The opera has been celebrated for creating more visibility and representation for Asian American opera singers and for diversifying a genre that sometimes feels trapped in 18th Century Vienna.
And while the production is one of the jewels of San Francisco Opera’s summer calendar, there’s so much more to this beloved Qing dynasty tale than immediately meets the eye.
We’ve put together a list of five ways you can experience the story—including an English translation of the novel, a traditional Chinese opera adaption, a hit TV show, a Shanghai pop standard from the 1940s, and a Canto rock ballad from the 1980s. These five entry points represent different facets of the story and can help you delve deeper into the Dream of the Red Chamber.
In Translation
Dream of the Red Chamber was written by Cao Xue-qin during the Qing dynasty in the mid-1700s. Cao was born into a life of luxury but fell into poverty after his family lost favor with the emperor. Adept at both poetry and prose, he spent years spinning his family’s unraveling into an epic, magical and semi-autobiographical novel. Cao died without ever completing his masterpiece, leaving behind the mother of all cliffhangers and an untitled manuscript with five possible titles for readers to choose from.
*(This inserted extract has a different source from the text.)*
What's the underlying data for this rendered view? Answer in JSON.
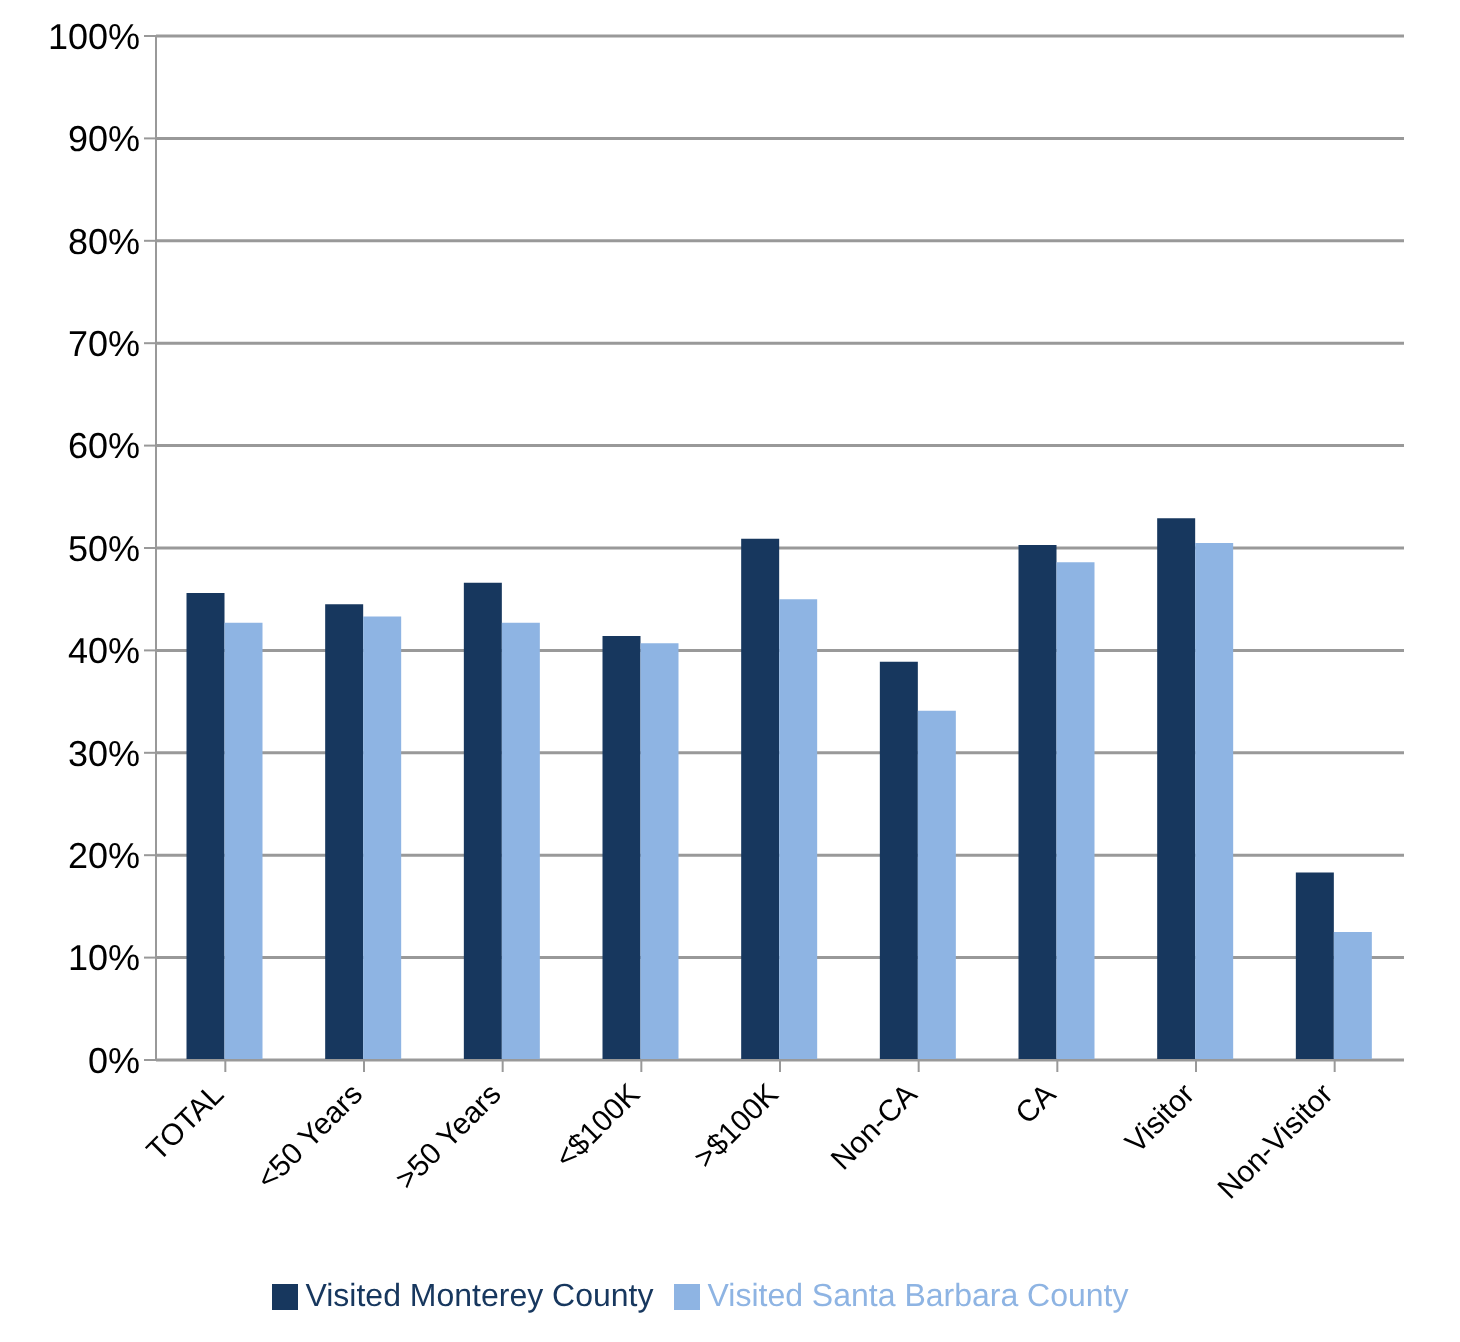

While Dream of the Red Chamber is the most popular of the five titles, Story of the Stone ( “Shitou Ji”/石頭記) is also commonly used. It is the title David Hawkes selected for his comprehensive five-volume English translation—an undertaking so monumental that he resigned his chairship at Oxford University in order to pursue it. If you’re looking to pick up a copy of the novel in Chinese or in translation, East Wind Books should be your first stop. With locations in SF Chinatown and in Berkeley, this multilingual literary hub can outfit you with everything you need to begin reading Story of the Stone.
On Stage
Dream of the Red Chamber has been adapted into an opera several times. One of the most notable examples is the Shanghai Yue Opera Company’s production in the 1950s. This adaptation was so popular that it was mobilized as a form of cultural diplomacy by the People’s Republic of China and sent on tour to the British Colony of Hong Kong. The Yue Opera was adapted into a film in 1962, starring Xu Yulan as Lin Dai-yu. This is Xu’s performance of “Buried Flowers” brought to the screen in a pink-petaled, technicolor garden.
In Song
One of the most famous scenes in the novel involves the ailing poet (and main love interest), Lin Dai-yu, walking around the Jia Family’s garden and burying fallen flower petals with a rake. Cao Xue-qin wrote an elegiac aria into the novel, which Dai-yu sings to herself, comparing the fallen flowers to her own deteriorating health. The lyrics have been adapted, reinterpreted and set to music many times. For example, Zhou Xuan, one of the Seven Great Singing Stars of 1940s China, recorded a rendition of “Buried Flowers” (“Zang Hua”/葬花). The song is an abridged version of Cao’s original poem, but it captures the same tragic tension between the brevity of spring and the brevity of human life.
On the Small Screen
In the 1980s, Dream of the Red Chamber was adapted into a 36-episode TV series which is infinitely binge-worthy. Shot in traditional four-walled courtyards with a large ensemble cast, the drama will transport you instantly into the inner workings of a wealthy household in 18th Century Beijing. The entire series is available for free on YouTube with Chinese subtitles and faithfully reconstructs all the intrigues, flirtations, schemes and retaliations that make up the novel’s sweeping plot.
Rock Music
You may have heard of the Hong Kong rock duo known as Tat Ming Pair. Their lead singer, Anthony Wong Yiu-ming, was arrested in 2021 for performing two songs at an election rally. But the group first rose to fame in the 1980s, in part because of a hit song titled “Story of the Stone.” With lush strings, airy synths and velvety vocals, Tat Ming Pair captures the ephemeral and emotional beauty of a 2,000 page novel in the span of four minutes. The chorus cleverly plays off the words for “true” (“zhen/真”) and “false” (“jia/假”), which sound the same as the surnames of the Zhen and Jia families in the novel. It also is a subtle nod to one of the most quoted lines in the book: “Truth becomes fiction when the fiction’s true; Real becomes not-real where the unreal’s real.”